Here are some of the books I’m looking at for next quarter. I will have to choose some of these and leave others out. I’m currently unsettled about a couple of the  texts which will make up many of our seminar reads. A few seminars will be Technical papers from journals like “Journal of Forestry”.  At least one seminar will be on a film, “Sometimes a Great Notion” – a Paul Newman adaptation of the Kesey book by the same title.  I’m considering a couple other seminar films. The ecoforestry book may also form a good foundation for seminar reads. The Silviculture text will be a text to accompany lectures and content related to traditional and new forestry. Let me know what you think (leave a comment below)!  I will place the order soon, so if you want to have input, now’s your chance!
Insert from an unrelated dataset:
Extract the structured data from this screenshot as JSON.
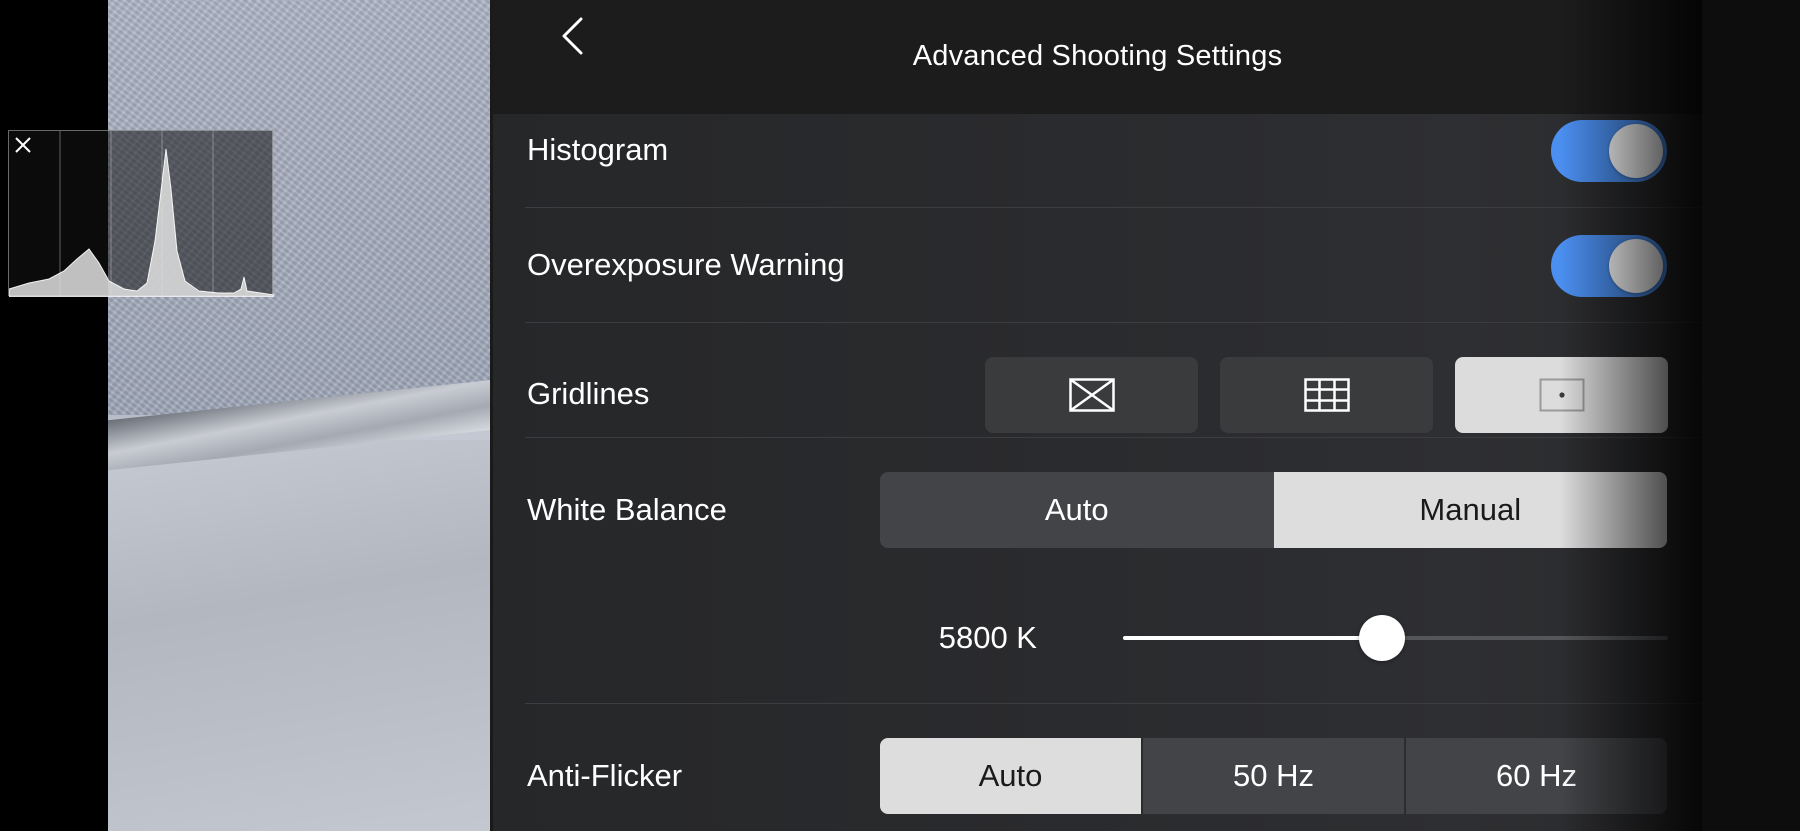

We will have a GIS component. Check out this site on satelite data from USGS. We will be working with subsets of these data
http://edc.usgs.gov/#/Find_Data/Products_and_Data_Available/Satellite_Products

Hello world!

November 11, 2009

Program updates for this program are now available to students at elms.evergreen.edu

registered students will be automatically allowed into the elms.evergreen.edu site. If you are not yet registered, you can email me for a special access key, or register yourself.

Program Outline for Sustainable Forestry (Winter 2010)

What does sustainable forestry mean in 2010? How is it related to global carbon budgets? Can the practice of sustainable forestry lead to proactive solutions to problems related to global warming and carbon balance? What tools, techniques, and foundational concepts are needed to measure and interpret modern forest metrics like carbon stocks?

This one-quarter program will explore forestry in the Pacific Northwest as it relates to sustainability, ecosystem function, biodiversity, and carbon sequestration. Students should be “field ready” for a significant amount of working and learning in “the woods”. Foundational forestry concepts and measurement tools will be combined with learning about techniques for measuring forest carbon stocks and sequestration that are now becoming standard practice in ecological forestry. We will also study historic logging techniques in forested lands of the west cascades, examine proposals for alternative techniques, and investigate traditional silviculture paradigms in the context of modern sustainability initiatives, wood certification programs, small land-owners, family farms, and unknown effects on biodiversity. Through our lectures and readings we will directly address differences in traditional forestry approaches and modern consideration of forestry effects on ecosystem function, biodiversity, and endangered species.

Our hands-on approach in the field will require students to complete a series of labs to gain competence in measuring, mapping, and estimating forest carbon stocks and biodiversity in local forests. Students will complete a series of labs to learn basic map-making proficiency in GIS as it relates to forests. Finally, the human dimension looms large in our field trips to local sawmills, forests, and active forestry operations. Our weekly seminars will cover important texts, films, and recent journal articles in sustainable forestry and forest history of the West cascades.

Total: 16 credits.
Enrollment: 25
Special Expenses: $175 for overnight field trips and workshops.